Hace poco tiempo me fue dado, por equis causa, presenciar en primerísimo plano el desastre subsiguiente a un choque en una ruta. Un impacto pleno, de frente. Bajo el mediodía denso, entre las trizas, dos autos que ya no eran tales y la pelea de los bomberos por abrir el amasijo. Luego, finalmente abierto, compuerta que derramó el cuerpo laxo, tan blando. Algunos médicos iban y venían, con parsimonia justificada. Llamadas perdidas en un celular. Un manchón de sangre en un asiento, moscas zumbando encima y alrededor. Basta convocar al recuerdo para escucharlas todavía.

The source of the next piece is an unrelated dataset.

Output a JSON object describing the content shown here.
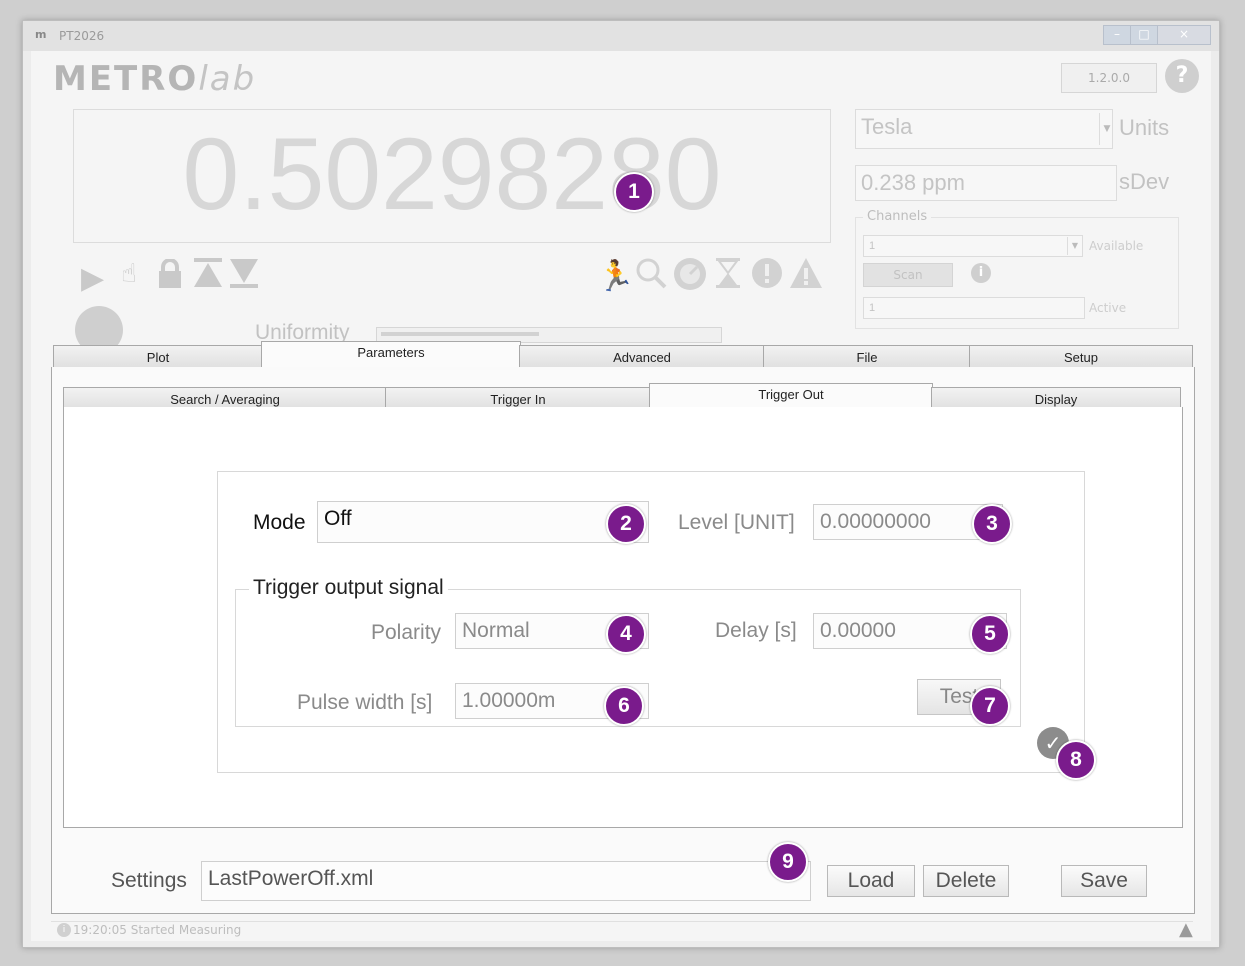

Tema tristemente argentino. No por nada lo llaman epidemia, empezando por la estadística. Para peor basta un ratito en cualquier calle o ruta para ver lo lejos que estamos de curarnos.
Empero, y aun cuando suene extraño ante su sofisticación, los suecos también supieron padecer este mismo flagelo algunas décadas atrás. Entre aquello y ésto sólo cambia el inescindible bosque circundante y el sol blancuzco de escarcha. Después, la misma devastación, el mismo silencio exceptuado por las moscas, los murmullos, los pedacitos de vidrio bajo los pies. El mismo desgarramiento acechando a los que esperan en casa.
Ellos, hijos de una tierra tan hermosa como implacable, habrán cosechado de ella la determinación, necesaria para resistirla y domesticarla; a la sombra helada de esas noches infinitas habrán templado el carácter, desarrollado serenidad para derrotar problemas. Porque los suecos, además de todos los paliativos usuales, recurrieron a una herramienta tan original como determinante. Su gobierno tomó en serio el problema y lo atacó con todo. Publicidad agresiva, estructuras viales especialmente diseñadas, y aquella herramienta: hizo un llamado a los artistas del país para que, creando, colaboren con la causa.
Uno de ellos, Stig Dagerman, por entonces escritor de predicamento en la patria de Odín, respondió con un cuento hermoso y terrible. No es común la estructura utilizada: revelar la tragedia desde el mismo arranque y reiterarla, usándola como aguijón, ganando volumen con la angustia que va inoculando en dosis crecientes, adquiriendo una intensidad extraña, demoledora, leal a la campaña de salvataje. Lo llamó, sin piedad, "Matar a un niño", y
dice así.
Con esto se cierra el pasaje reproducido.